Now, four quadrants have been established. Those quadrants will not necessarily have the same size, and that's where the proof gets tricky, but the idea is that the top left quadrant is all black and bottom right quadrant is all white. The other 2 quadrants are mixed colors. Let's look at the top right quadrant. It belongs to the black-dominant rows and to white-dominant columns, so to achieve balance it should be a 50/50 mix of black/white. Of course, the actual distribution of colors may be off balance especially if the whole black/white quadrants are not the same size, but since the total number of black squares equals the total number of white squares, it can be shown that if one color exceeds 75% in every row then the opposite color will be less than 75% in some columns or vice versa.

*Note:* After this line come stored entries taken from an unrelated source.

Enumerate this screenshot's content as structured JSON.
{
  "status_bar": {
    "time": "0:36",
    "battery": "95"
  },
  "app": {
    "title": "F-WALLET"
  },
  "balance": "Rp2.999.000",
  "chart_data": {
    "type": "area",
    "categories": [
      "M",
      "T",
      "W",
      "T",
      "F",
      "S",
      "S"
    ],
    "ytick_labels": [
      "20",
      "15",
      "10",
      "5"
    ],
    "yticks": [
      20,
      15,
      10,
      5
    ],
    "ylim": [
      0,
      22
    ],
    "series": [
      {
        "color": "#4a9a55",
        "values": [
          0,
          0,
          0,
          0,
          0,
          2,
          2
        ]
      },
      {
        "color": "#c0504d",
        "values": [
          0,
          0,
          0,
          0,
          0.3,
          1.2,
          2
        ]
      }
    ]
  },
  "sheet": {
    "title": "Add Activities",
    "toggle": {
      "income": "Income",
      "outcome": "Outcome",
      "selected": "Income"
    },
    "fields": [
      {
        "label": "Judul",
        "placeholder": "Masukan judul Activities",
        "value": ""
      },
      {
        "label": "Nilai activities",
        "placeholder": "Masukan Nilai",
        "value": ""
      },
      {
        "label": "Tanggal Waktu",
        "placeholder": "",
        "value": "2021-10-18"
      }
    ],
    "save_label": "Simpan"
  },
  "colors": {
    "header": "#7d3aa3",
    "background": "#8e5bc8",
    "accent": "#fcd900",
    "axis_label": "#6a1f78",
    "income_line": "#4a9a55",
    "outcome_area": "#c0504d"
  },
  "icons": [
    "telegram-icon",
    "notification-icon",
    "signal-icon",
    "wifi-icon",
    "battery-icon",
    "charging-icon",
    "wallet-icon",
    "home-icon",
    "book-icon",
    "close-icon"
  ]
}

Edited February 9, 2015 by k-man

[k-man]

It's not possible, but <=75% is possible.

[bonanova]

Only in case the table's dimensions are rational: length/width = p/q.

Now for the head scratching.

[gavinksong]

X - BLACK

O - WHITE

XXXO
OXOO
OOXO
OXXX

[gavinksong]

i think kman is right. interesting.

[BMAD]

X - BLACK

O - WHITE

XXXO

OXOO

OOXO

OXXX

This is a good attempt but is only equal to.

[BMAD]

It's not possible, but <=75% is possible.

Is this claim for any nxm table or only when n = m ?

[bonanova]

It's not possible, but <=75% is possible.

Is this claim for any nxm table or only when n = m ?

Does OP ask for every nxm, or a particular nxm?

[BMAD]

 

 

It's not possible, but <=75% is possible.

Is this claim for any nxm table or only when n = m ?

Does OP ask for every nxm, or a particular nxm?

 

 

Fair question! The way I wrote the OP, I only asked if one exists.  I am seeking to extend the OP to see if the above conjecture(s) extends to any nxm and if not, what nxm does it work for?

[gavinksong]

 

 

 

It's not possible, but <=75% is possible.

Is this claim for any nxm table or only when n = m ?

Does OP ask for every nxm, or a particular nxm?

 

 

Fair question! The way I wrote the OP, I only asked if one exists.  I am seeking to extend the OP to see if the above conjecture(s) extends to any nxm and if not, what nxm does it work for?

 

 

Hmm. So is k-man's answer not correct?

[BMAD]

his answer is right.  i was just asking if it extends.  If i marked "answered" then no one would look at this question any more.